Requirements for CLC Grid Integration
- A grid submission system with a working DRMAA library must already be in place. Further details below.
- The CLC Server must be installed on a Linux based system configured as a submit host in the grid environment.
- The user running the CLC Server process must exist on all the grid nodes. This user is seen as the submitter of the grid jobs.
- CLC Server file locations holding data that will be used must be mounted with the same path on the grid nodes as on the master CLC Server and they must be accessible to the user that runs the CLC Server process.
- Licenses for the execution nodes.
Note: When downloaded license files are being used to license the master node, a CLC Network License Manager with one or more available CLC Grid Worker licenses must be reachable from the grid nodes.
Supported grid scheduling systems
Grid scheduling systems to be used to execute jobs submitted by a CLC Server must have:
- A working DRMAA library.
- A mechanism to limit the number of CLC jobs simultaneously running on the grid nodes to the number of CLC Grid Workers there are licenses for (see below).
Grid integration has been verified using the following third party scheduling systems:
- SLURM 16.05.2 and 21.08.1
- UNIVA 8.4.1 and 8.6.1.7
- LSF 9.1.1 and 10.1
- PBS Pro 2020.1.4 and 2021.1.1
Notes about DRMAA for each of the grid scheduling systems are provided in the appendix, including information relating to compilation, where relevant.

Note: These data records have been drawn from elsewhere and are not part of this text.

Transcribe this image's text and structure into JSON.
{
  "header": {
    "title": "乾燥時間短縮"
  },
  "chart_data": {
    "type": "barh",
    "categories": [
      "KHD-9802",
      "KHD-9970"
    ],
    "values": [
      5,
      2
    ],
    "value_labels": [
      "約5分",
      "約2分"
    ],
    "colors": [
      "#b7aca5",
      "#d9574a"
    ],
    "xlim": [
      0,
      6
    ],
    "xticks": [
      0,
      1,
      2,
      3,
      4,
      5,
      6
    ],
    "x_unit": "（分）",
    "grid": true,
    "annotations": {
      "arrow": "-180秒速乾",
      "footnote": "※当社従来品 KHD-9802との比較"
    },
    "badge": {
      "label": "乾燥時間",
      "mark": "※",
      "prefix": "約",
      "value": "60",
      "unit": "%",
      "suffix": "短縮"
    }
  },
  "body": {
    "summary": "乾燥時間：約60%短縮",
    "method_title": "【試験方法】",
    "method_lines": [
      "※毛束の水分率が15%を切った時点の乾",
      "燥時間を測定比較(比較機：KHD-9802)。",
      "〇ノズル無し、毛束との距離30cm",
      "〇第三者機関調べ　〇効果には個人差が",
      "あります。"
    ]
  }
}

Limiting CLC grid job number to the number of CLC Grid Worker licenses
The grid scheduling system must be configured to limit the number of CLC jobs simultaneously running on the grid nodes to the number of CLC Grid Worker licenses (or execution node licenses) that have been purchased. Where more CLC jobs than this are launched, excess tasks should be held in the queue until a license becomes available.
For SLURM, the number of CLC Grid Worker licenses can be configured as described on https://slurm.schedmd.com/licenses.html. For LSF and UNIVA, a "Consumable Resource" would be configured, as described in Configuring licenses as a consumable resource. Relevant information about configuring consumable resources for PBS Pro can be found in the adminstrator's guide for that scheduling software.
TORQUE from Adaptive Computing is an example of a system that works for submitting CLC jobs, but that cannot be supported because it does not provide a means of limiting the number of CLC jobs sent simultaneously to the cluster to match the number of CLC Grid Worker licenses. So, with TORQUE, if you had three Grid Worker licenses, up to three jobs could be run simultaneously. However, if three jobs are already running and you launch a fourth job, then this fourth job will fail because there would be no license available for it.
This limitation can be overcome, allowing you to work with systems such as TORQUE, if you control the job submission in some other way so the license number is not exceeded. One possible setup for this is if you have a one-node-runs-one-job setup. You could then set up a queue where jobs are only sent to a certain number of nodes, where that number matches the number of CLC Grid Worker licenses you have.